Difference between urban Naxals and civil rights activists

  • the civil rights activists take up democratic methods like rallies, petitions, etc to achieve their goals  whereas Naxals do not take a democratic route 

What is Red Corridor?

  •  The area comes under the passage from Tirupati in Andhra Pradesh to Pashupati in Nepal where Naxals have a broad influence, it is one of the most underdeveloped regions of the country
  • Hence, it would not be an exaggeration to state that Naxalism also indicates poor governance.

Factors trigger Urban Naxalism:

Land reform policies of India

  •  After independence, the land reform policy of India was not so successful in some parts of the country, which lead to the evaluation and growth of the Naxal movement in India.

Development Projects and Tribal Alienation

  • The tribal’s are driven by complaints with the Indian Government over decades-long resource mismanagement and systematic marginalization that started with a series of development projects in the 1980s that detached tribal’s from their lands in the name of the public good. 
  • The dispute between economic progress and aboriginal land rights continues to boost the Naxalite’s activities.
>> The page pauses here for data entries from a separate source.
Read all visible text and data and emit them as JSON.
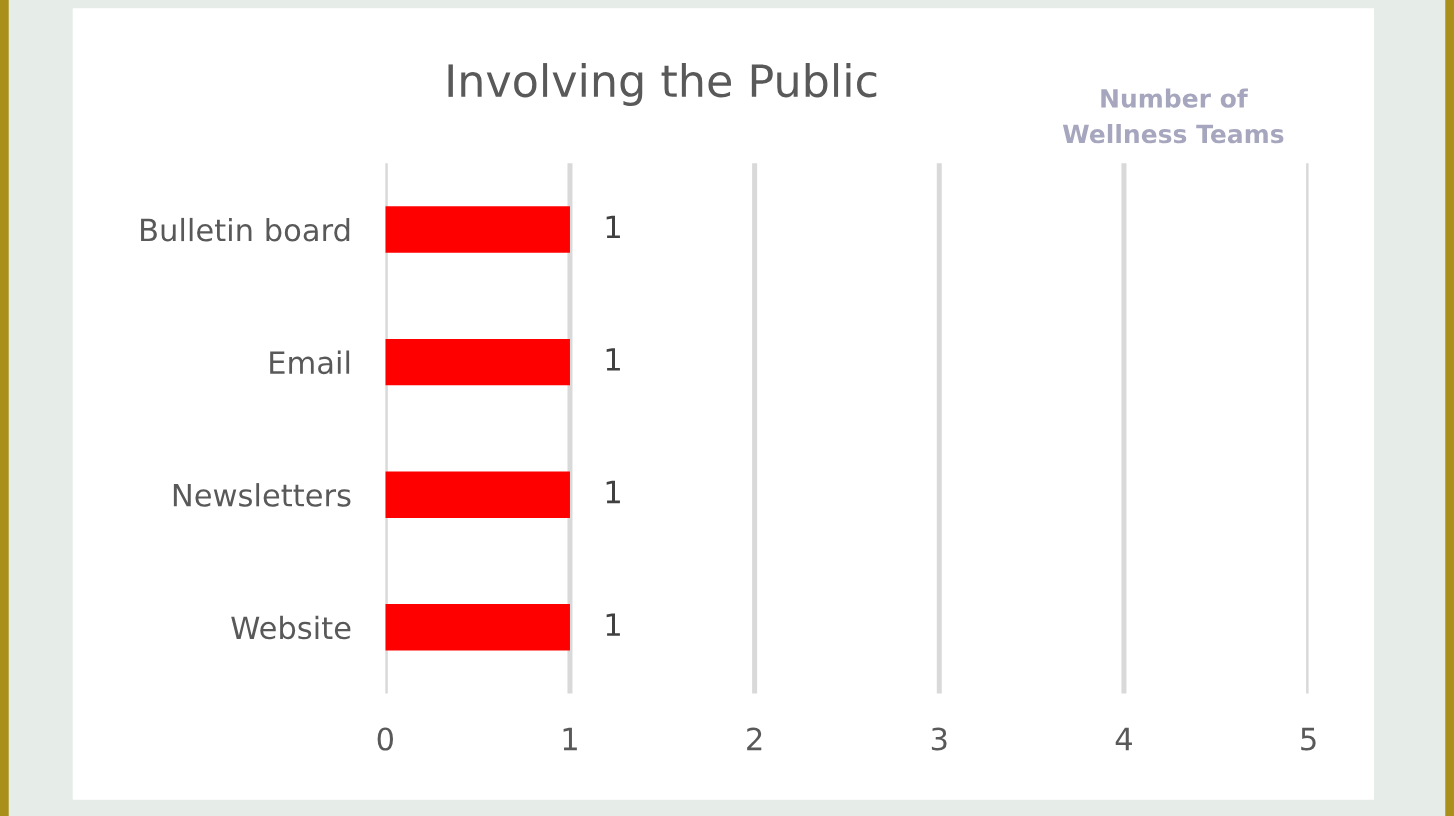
{
  "chart_data": {
    "type": "bar",
    "orientation": "horizontal",
    "title": "Involving the Public",
    "xlabel": "Number of\nWellness Teams",
    "categories": [
      "Bulletin board",
      "Email",
      "Newsletters",
      "Website"
    ],
    "values": [
      1,
      1,
      1,
      1
    ],
    "color": "#ff0000",
    "xlim": [
      0,
      5
    ],
    "xticks": [
      0,
      1,
      2,
      3,
      4,
      5
    ],
    "grid": "x",
    "data_labels": true
  }
}
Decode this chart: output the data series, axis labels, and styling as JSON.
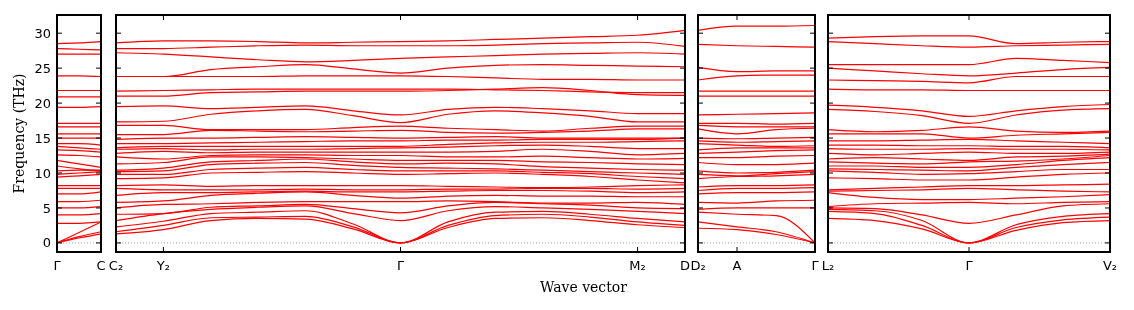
{
  "chart_data": [
    {
      "type": "line",
      "ylabel": "Frequency (THz)",
      "categories": [
        "Γ",
        null,
        "C"
      ],
      "ylim": [
        -1.3,
        32.6
      ],
      "yticks": [
        0,
        5,
        10,
        15,
        20,
        25,
        30
      ],
      "ref_lines": [
        {
          "axis": "y",
          "value": 0,
          "label": null,
          "color": "#8080ff",
          "line_style": "dotted"
        }
      ],
      "series": [
        {
          "color": "#ff0000",
          "values": [
            0,
            0.7,
            1.3
          ]
        },
        {
          "color": "#ff0000",
          "values": [
            0,
            0.9,
            1.6
          ]
        },
        {
          "color": "#ff0000",
          "values": [
            0,
            1.5,
            3.0
          ]
        },
        {
          "color": "#ff0000",
          "values": [
            2.8,
            2.8,
            3.0
          ]
        },
        {
          "color": "#ff0000",
          "values": [
            4.0,
            4.0,
            4.2
          ]
        },
        {
          "color": "#ff0000",
          "values": [
            5.0,
            5.0,
            5.2
          ]
        },
        {
          "color": "#ff0000",
          "values": [
            5.9,
            5.9,
            6.1
          ]
        },
        {
          "color": "#ff0000",
          "values": [
            7.0,
            7.0,
            7.3
          ]
        },
        {
          "color": "#ff0000",
          "values": [
            7.8,
            7.8,
            7.8
          ]
        },
        {
          "color": "#ff0000",
          "values": [
            8.2,
            8.2,
            8.2
          ]
        },
        {
          "color": "#ff0000",
          "values": [
            9.4,
            9.6,
            9.8
          ]
        },
        {
          "color": "#ff0000",
          "values": [
            9.8,
            10.0,
            10.2
          ]
        },
        {
          "color": "#ff0000",
          "values": [
            10.3,
            10.4,
            10.4
          ]
        },
        {
          "color": "#ff0000",
          "values": [
            11.0,
            10.6,
            10.3
          ]
        },
        {
          "color": "#ff0000",
          "values": [
            11.8,
            11.3,
            10.8
          ]
        },
        {
          "color": "#ff0000",
          "values": [
            12.6,
            12.5,
            12.3
          ]
        },
        {
          "color": "#ff0000",
          "values": [
            13.3,
            13.2,
            13.0
          ]
        },
        {
          "color": "#ff0000",
          "values": [
            13.8,
            13.6,
            13.4
          ]
        },
        {
          "color": "#ff0000",
          "values": [
            14.2,
            14.2,
            14.0
          ]
        },
        {
          "color": "#ff0000",
          "values": [
            15.0,
            15.0,
            15.0
          ]
        },
        {
          "color": "#ff0000",
          "values": [
            15.6,
            15.6,
            15.6
          ]
        },
        {
          "color": "#ff0000",
          "values": [
            16.6,
            16.6,
            16.6
          ]
        },
        {
          "color": "#ff0000",
          "values": [
            17.1,
            17.1,
            17.1
          ]
        },
        {
          "color": "#ff0000",
          "values": [
            19.4,
            19.4,
            19.5
          ]
        },
        {
          "color": "#ff0000",
          "values": [
            20.9,
            20.9,
            20.9
          ]
        },
        {
          "color": "#ff0000",
          "values": [
            21.8,
            21.8,
            21.8
          ]
        },
        {
          "color": "#ff0000",
          "values": [
            23.9,
            23.9,
            23.8
          ]
        },
        {
          "color": "#ff0000",
          "values": [
            27.0,
            27.0,
            27.0
          ]
        },
        {
          "color": "#ff0000",
          "values": [
            27.8,
            27.7,
            27.6
          ]
        },
        {
          "color": "#ff0000",
          "values": [
            28.5,
            28.6,
            28.8
          ]
        }
      ]
    },
    {
      "type": "line",
      "xlabel": "Wave vector",
      "tick_labels": "x",
      "categories": [
        "C₂",
        "Y₂",
        null,
        null,
        null,
        null,
        "Γ",
        null,
        null,
        null,
        null,
        "M₂",
        "D"
      ],
      "ylim": [
        -1.3,
        32.6
      ],
      "yticks": [
        0,
        5,
        10,
        15,
        20,
        25,
        30
      ],
      "ref_lines": [
        {
          "axis": "y",
          "value": 0,
          "label": null,
          "color": "#8080ff",
          "line_style": "dotted"
        }
      ],
      "series": [
        {
          "color": "#ff0000",
          "values": [
            1.3,
            1.9,
            3.2,
            3.5,
            3.4,
            2.0,
            0,
            2.2,
            3.5,
            3.6,
            3.2,
            2.6,
            2.2
          ]
        },
        {
          "color": "#ff0000",
          "values": [
            1.6,
            2.5,
            3.6,
            3.7,
            3.8,
            2.3,
            0,
            2.5,
            3.9,
            4.1,
            3.7,
            3.0,
            2.5
          ]
        },
        {
          "color": "#ff0000",
          "values": [
            2.3,
            3.1,
            4.2,
            4.4,
            4.6,
            2.7,
            0,
            3.0,
            4.4,
            4.5,
            4.1,
            3.5,
            3.0
          ]
        },
        {
          "color": "#ff0000",
          "values": [
            3.2,
            4.2,
            4.8,
            5.1,
            5.3,
            4.2,
            3.2,
            4.6,
            5.2,
            5.0,
            4.8,
            4.5,
            4.2
          ]
        },
        {
          "color": "#ff0000",
          "values": [
            4.1,
            4.2,
            5.1,
            5.3,
            5.5,
            4.9,
            4.3,
            5.3,
            5.8,
            5.6,
            5.4,
            5.0,
            4.9
          ]
        },
        {
          "color": "#ff0000",
          "values": [
            5.0,
            5.5,
            5.6,
            5.8,
            5.9,
            5.9,
            5.9,
            6.0,
            5.9,
            5.7,
            5.7,
            5.8,
            5.5
          ]
        },
        {
          "color": "#ff0000",
          "values": [
            5.8,
            6.0,
            6.8,
            7.1,
            7.3,
            6.8,
            6.4,
            6.7,
            6.8,
            6.7,
            6.7,
            6.6,
            6.6
          ]
        },
        {
          "color": "#ff0000",
          "values": [
            6.8,
            7.2,
            7.2,
            7.3,
            7.4,
            7.3,
            7.3,
            7.4,
            7.5,
            7.5,
            7.4,
            7.2,
            7.3
          ]
        },
        {
          "color": "#ff0000",
          "values": [
            7.8,
            7.6,
            7.6,
            7.6,
            7.7,
            7.6,
            7.6,
            7.7,
            7.7,
            7.8,
            7.8,
            7.7,
            7.8
          ]
        },
        {
          "color": "#ff0000",
          "values": [
            8.2,
            8.3,
            8.1,
            8.2,
            8.2,
            8.2,
            8.2,
            8.1,
            8.0,
            7.9,
            8.0,
            8.2,
            8.3
          ]
        },
        {
          "color": "#ff0000",
          "values": [
            9.2,
            9.3,
            10.0,
            10.1,
            10.2,
            10.0,
            9.8,
            9.9,
            10.0,
            9.8,
            9.5,
            9.0,
            8.6
          ]
        },
        {
          "color": "#ff0000",
          "values": [
            9.8,
            9.8,
            10.5,
            10.7,
            10.8,
            10.5,
            10.3,
            10.3,
            10.3,
            10.1,
            9.9,
            9.5,
            9.2
          ]
        },
        {
          "color": "#ff0000",
          "values": [
            10.2,
            10.3,
            11.2,
            11.4,
            11.5,
            11.1,
            10.8,
            10.7,
            10.6,
            10.4,
            10.2,
            10.0,
            9.8
          ]
        },
        {
          "color": "#ff0000",
          "values": [
            10.4,
            10.7,
            11.6,
            11.8,
            12.0,
            11.6,
            11.3,
            11.4,
            11.3,
            10.9,
            10.7,
            10.5,
            10.4
          ]
        },
        {
          "color": "#ff0000",
          "values": [
            11.3,
            11.5,
            12.3,
            12.3,
            12.2,
            12.0,
            11.8,
            11.8,
            11.8,
            11.6,
            11.5,
            11.3,
            11.2
          ]
        },
        {
          "color": "#ff0000",
          "values": [
            12.3,
            12.0,
            12.5,
            12.6,
            12.6,
            12.5,
            12.5,
            12.3,
            12.3,
            12.4,
            12.2,
            12.0,
            12.1
          ]
        },
        {
          "color": "#ff0000",
          "values": [
            12.8,
            13.1,
            12.9,
            13.0,
            13.0,
            13.0,
            13.0,
            13.0,
            13.1,
            13.4,
            13.1,
            12.6,
            12.8
          ]
        },
        {
          "color": "#ff0000",
          "values": [
            13.4,
            13.5,
            13.3,
            13.4,
            13.4,
            13.5,
            13.6,
            13.7,
            13.9,
            14.0,
            13.8,
            13.5,
            13.5
          ]
        },
        {
          "color": "#ff0000",
          "values": [
            13.6,
            13.8,
            13.8,
            13.8,
            13.8,
            13.8,
            13.8,
            14.1,
            14.3,
            14.4,
            14.4,
            14.5,
            14.6
          ]
        },
        {
          "color": "#ff0000",
          "values": [
            14.2,
            14.2,
            14.3,
            14.4,
            14.5,
            14.6,
            14.6,
            14.7,
            14.7,
            14.8,
            14.8,
            14.8,
            15.0
          ]
        },
        {
          "color": "#ff0000",
          "values": [
            14.8,
            15.0,
            15.0,
            15.1,
            15.2,
            15.1,
            15.0,
            15.1,
            15.2,
            15.0,
            15.0,
            15.0,
            15.0
          ]
        },
        {
          "color": "#ff0000",
          "values": [
            15.5,
            15.5,
            16.1,
            16.0,
            15.9,
            16.0,
            16.1,
            15.8,
            15.7,
            15.8,
            16.0,
            16.3,
            16.3
          ]
        },
        {
          "color": "#ff0000",
          "values": [
            16.8,
            16.8,
            16.2,
            16.2,
            16.2,
            16.5,
            16.7,
            16.4,
            16.2,
            16.0,
            16.4,
            16.7,
            16.7
          ]
        },
        {
          "color": "#ff0000",
          "values": [
            17.3,
            17.4,
            18.4,
            18.9,
            19.1,
            18.2,
            17.2,
            18.4,
            18.9,
            18.6,
            18.1,
            17.3,
            17.3
          ]
        },
        {
          "color": "#ff0000",
          "values": [
            19.5,
            19.6,
            19.2,
            19.4,
            19.6,
            18.9,
            18.3,
            19.1,
            19.4,
            19.2,
            18.9,
            18.5,
            18.5
          ]
        },
        {
          "color": "#ff0000",
          "values": [
            21.0,
            21.0,
            21.5,
            21.6,
            21.7,
            21.7,
            21.7,
            21.8,
            22.0,
            22.2,
            21.8,
            21.2,
            21.1
          ]
        },
        {
          "color": "#ff0000",
          "values": [
            21.7,
            21.8,
            21.9,
            22.0,
            22.0,
            22.0,
            22.0,
            22.0,
            21.9,
            21.8,
            21.6,
            21.5,
            21.5
          ]
        },
        {
          "color": "#ff0000",
          "values": [
            23.8,
            23.8,
            23.8,
            23.8,
            23.9,
            23.9,
            23.9,
            23.8,
            23.6,
            23.4,
            23.4,
            23.3,
            23.3
          ]
        },
        {
          "color": "#ff0000",
          "values": [
            23.8,
            23.8,
            24.8,
            25.2,
            25.5,
            24.9,
            24.3,
            25.0,
            25.4,
            25.5,
            25.4,
            25.3,
            25.2
          ]
        },
        {
          "color": "#ff0000",
          "values": [
            27.2,
            27.0,
            26.6,
            26.2,
            25.9,
            26.1,
            26.4,
            26.6,
            26.8,
            27.0,
            27.1,
            27.2,
            27.0
          ]
        },
        {
          "color": "#ff0000",
          "values": [
            27.8,
            27.8,
            28.0,
            28.2,
            28.3,
            28.2,
            28.2,
            28.2,
            28.3,
            28.5,
            28.6,
            28.7,
            28.1
          ]
        },
        {
          "color": "#ff0000",
          "values": [
            28.6,
            28.9,
            28.9,
            28.8,
            28.6,
            28.7,
            28.8,
            28.9,
            29.1,
            29.3,
            29.5,
            29.7,
            30.4
          ]
        }
      ]
    },
    {
      "type": "line",
      "tick_labels": "x",
      "categories": [
        "D₂",
        "A",
        null,
        "Γ"
      ],
      "ylim": [
        -1.3,
        32.6
      ],
      "yticks": [
        0,
        5,
        10,
        15,
        20,
        25,
        30
      ],
      "ref_lines": [
        {
          "axis": "y",
          "value": 0,
          "label": null,
          "color": "#8080ff",
          "line_style": "dotted"
        }
      ],
      "series": [
        {
          "color": "#ff0000",
          "values": [
            2.1,
            1.9,
            1.2,
            0
          ]
        },
        {
          "color": "#ff0000",
          "values": [
            3.0,
            2.3,
            1.6,
            0
          ]
        },
        {
          "color": "#ff0000",
          "values": [
            4.4,
            4.1,
            3.9,
            0
          ]
        },
        {
          "color": "#ff0000",
          "values": [
            4.8,
            5.0,
            5.0,
            5.0
          ]
        },
        {
          "color": "#ff0000",
          "values": [
            5.8,
            5.7,
            6.0,
            6.1
          ]
        },
        {
          "color": "#ff0000",
          "values": [
            7.0,
            7.2,
            7.2,
            7.3
          ]
        },
        {
          "color": "#ff0000",
          "values": [
            7.5,
            7.8,
            7.8,
            7.9
          ]
        },
        {
          "color": "#ff0000",
          "values": [
            8.0,
            8.2,
            8.2,
            8.3
          ]
        },
        {
          "color": "#ff0000",
          "values": [
            9.2,
            9.5,
            9.6,
            9.8
          ]
        },
        {
          "color": "#ff0000",
          "values": [
            9.8,
            9.6,
            9.9,
            10.2
          ]
        },
        {
          "color": "#ff0000",
          "values": [
            10.3,
            10.0,
            10.1,
            10.4
          ]
        },
        {
          "color": "#ff0000",
          "values": [
            11.5,
            11.2,
            11.2,
            11.4
          ]
        },
        {
          "color": "#ff0000",
          "values": [
            12.2,
            12.2,
            12.4,
            12.5
          ]
        },
        {
          "color": "#ff0000",
          "values": [
            12.8,
            13.0,
            13.2,
            13.3
          ]
        },
        {
          "color": "#ff0000",
          "values": [
            13.3,
            13.6,
            13.6,
            13.6
          ]
        },
        {
          "color": "#ff0000",
          "values": [
            14.2,
            14.0,
            13.8,
            13.9
          ]
        },
        {
          "color": "#ff0000",
          "values": [
            14.6,
            14.4,
            14.5,
            14.6
          ]
        },
        {
          "color": "#ff0000",
          "values": [
            15.0,
            14.9,
            15.0,
            15.1
          ]
        },
        {
          "color": "#ff0000",
          "values": [
            16.3,
            15.6,
            16.2,
            16.4
          ]
        },
        {
          "color": "#ff0000",
          "values": [
            16.8,
            16.6,
            16.6,
            16.6
          ]
        },
        {
          "color": "#ff0000",
          "values": [
            17.1,
            17.1,
            17.0,
            17.1
          ]
        },
        {
          "color": "#ff0000",
          "values": [
            18.3,
            18.4,
            18.5,
            18.6
          ]
        },
        {
          "color": "#ff0000",
          "values": [
            21.0,
            21.0,
            21.0,
            21.0
          ]
        },
        {
          "color": "#ff0000",
          "values": [
            21.7,
            21.7,
            21.7,
            21.7
          ]
        },
        {
          "color": "#ff0000",
          "values": [
            23.3,
            23.9,
            24.0,
            24.0
          ]
        },
        {
          "color": "#ff0000",
          "values": [
            25.1,
            24.5,
            24.6,
            24.6
          ]
        },
        {
          "color": "#ff0000",
          "values": [
            28.4,
            28.2,
            28.1,
            28.0
          ]
        },
        {
          "color": "#ff0000",
          "values": [
            30.4,
            31.0,
            31.0,
            31.1
          ]
        }
      ]
    },
    {
      "type": "line",
      "tick_labels": "x",
      "categories": [
        "L₂",
        null,
        null,
        "Γ",
        null,
        null,
        "V₂"
      ],
      "ylim": [
        -1.3,
        32.6
      ],
      "yticks": [
        0,
        5,
        10,
        15,
        20,
        25,
        30
      ],
      "ref_lines": [
        {
          "axis": "y",
          "value": 0,
          "label": null,
          "color": "#8080ff",
          "line_style": "dotted"
        }
      ],
      "series": [
        {
          "color": "#ff0000",
          "values": [
            3.5,
            3.2,
            2.0,
            0,
            1.8,
            2.9,
            3.2
          ]
        },
        {
          "color": "#ff0000",
          "values": [
            4.5,
            4.2,
            2.5,
            0,
            2.2,
            3.3,
            3.7
          ]
        },
        {
          "color": "#ff0000",
          "values": [
            4.8,
            4.6,
            3.2,
            0,
            2.6,
            3.8,
            4.2
          ]
        },
        {
          "color": "#ff0000",
          "values": [
            5.0,
            4.9,
            4.0,
            2.8,
            4.0,
            5.3,
            5.6
          ]
        },
        {
          "color": "#ff0000",
          "values": [
            5.2,
            5.6,
            5.7,
            5.8,
            5.6,
            5.8,
            5.9
          ]
        },
        {
          "color": "#ff0000",
          "values": [
            7.2,
            6.5,
            6.2,
            6.2,
            6.4,
            6.6,
            6.9
          ]
        },
        {
          "color": "#ff0000",
          "values": [
            7.4,
            7.5,
            7.6,
            7.8,
            7.6,
            7.4,
            7.3
          ]
        },
        {
          "color": "#ff0000",
          "values": [
            7.6,
            7.8,
            8.0,
            8.2,
            8.2,
            8.3,
            8.4
          ]
        },
        {
          "color": "#ff0000",
          "values": [
            9.3,
            9.2,
            9.0,
            9.0,
            9.4,
            9.8,
            10.0
          ]
        },
        {
          "color": "#ff0000",
          "values": [
            10.3,
            10.1,
            9.8,
            9.9,
            10.2,
            10.5,
            10.5
          ]
        },
        {
          "color": "#ff0000",
          "values": [
            10.6,
            10.5,
            10.4,
            10.3,
            10.8,
            11.2,
            11.5
          ]
        },
        {
          "color": "#ff0000",
          "values": [
            11.0,
            11.0,
            10.8,
            10.8,
            11.2,
            11.8,
            12.2
          ]
        },
        {
          "color": "#ff0000",
          "values": [
            11.6,
            11.4,
            11.3,
            11.6,
            11.7,
            12.0,
            12.5
          ]
        },
        {
          "color": "#ff0000",
          "values": [
            12.0,
            12.2,
            12.0,
            11.8,
            12.3,
            12.4,
            12.7
          ]
        },
        {
          "color": "#ff0000",
          "values": [
            12.8,
            12.6,
            12.8,
            13.0,
            12.8,
            12.8,
            13.0
          ]
        },
        {
          "color": "#ff0000",
          "values": [
            13.5,
            13.4,
            13.4,
            13.5,
            13.4,
            13.4,
            13.3
          ]
        },
        {
          "color": "#ff0000",
          "values": [
            14.0,
            14.0,
            13.9,
            13.9,
            13.8,
            13.8,
            13.6
          ]
        },
        {
          "color": "#ff0000",
          "values": [
            14.6,
            14.6,
            14.7,
            14.8,
            14.6,
            14.4,
            14.2
          ]
        },
        {
          "color": "#ff0000",
          "values": [
            15.6,
            15.6,
            15.6,
            15.0,
            15.4,
            15.6,
            15.8
          ]
        },
        {
          "color": "#ff0000",
          "values": [
            16.2,
            15.9,
            16.1,
            16.6,
            16.0,
            15.8,
            16.0
          ]
        },
        {
          "color": "#ff0000",
          "values": [
            19.1,
            18.8,
            18.2,
            17.1,
            18.3,
            19.0,
            19.2
          ]
        },
        {
          "color": "#ff0000",
          "values": [
            19.7,
            19.4,
            18.9,
            18.1,
            18.9,
            19.5,
            19.8
          ]
        },
        {
          "color": "#ff0000",
          "values": [
            22.0,
            21.9,
            21.9,
            21.8,
            21.8,
            21.8,
            21.8
          ]
        },
        {
          "color": "#ff0000",
          "values": [
            23.3,
            23.2,
            23.1,
            22.9,
            23.8,
            23.8,
            23.8
          ]
        },
        {
          "color": "#ff0000",
          "values": [
            25.0,
            24.6,
            24.2,
            23.9,
            24.3,
            24.8,
            25.1
          ]
        },
        {
          "color": "#ff0000",
          "values": [
            25.5,
            25.5,
            25.5,
            25.5,
            26.4,
            26.1,
            25.8
          ]
        },
        {
          "color": "#ff0000",
          "values": [
            28.8,
            28.5,
            28.2,
            28.0,
            28.2,
            28.3,
            28.4
          ]
        },
        {
          "color": "#ff0000",
          "values": [
            29.3,
            29.5,
            29.6,
            29.6,
            28.5,
            28.7,
            28.8
          ]
        }
      ]
    }
  ]
}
Forest Protection Act of 1980:

  • However, the legislature had put an attempt to protect the country’s natural resources from exploitation, the law essentially outlawed the existence of many tribal villages that had been in place for centuries.
  •  As areas were described as reserve forests, traditional occupations of even gathering twigs were forbidden.
  • People who earned their livelihood through access to forest resources in a sustainable manner suddenly found themselves outside the law.

Government’s shortfall 

  • Poor quality of  education facilities and basic sustainable employment
  • Unable to provide the basic healthcare facilities
  • Poor routine  administration and poorly motivated public personnel
  • Mishandling and corruption in government schemes like the Public Distribution System.
  • Below bar  implementation of special laws
  • Infrastructure deficit
  • Problems  related to law and order, grievance redressal

Government policies :

  • Prohibition on  CPI Maoist, as well as all its formations and front organizations under the Unlawful Activities (Prevention) Act, 1967.
  • Aiding to the LWE States: ‘Police’ and ‘Public Order’ being State subjects, action with respect to the maintenance of law and order lies chiefly in the domain of the concerned State Governments. Although, the Central Government closely supervises the situation and coordinates and supplements its efforts in several ways to deal with the LWE problem.
  • These include:
  • Providing Central Armed Police Forces (CAPFs)
  • Commando Battalions for Resolute Action (CoBRA),
  • Systemizing  of Counter Insurgency and Anti Terrorism (CIAT) schools;
  • Updating the State Police and their Intelligence apparatus etc.

 The central government has also provided assistance under the following schemes

  • Security Related Expenditure Scheme (SRE)
  • Special Infrastructure Scheme (SIS)
  • Central Scheme for assistance to civilian victims/families of victims of terrorism, communal and Naxal violence
  • Civic Action Programme (CAPs)

Way ahead:

  • Government and political parties should avoid, tagging overt and peaceful rebellion as Naxalism is a pad tactic, a political and moral blunder
  • The government put an effort to cut down the propaganda of the real Maoists in rural remote areas of central India.
  • Taking up real counter campaigns and outreach programs is the best way to ideologically defeat the leftist insurgency.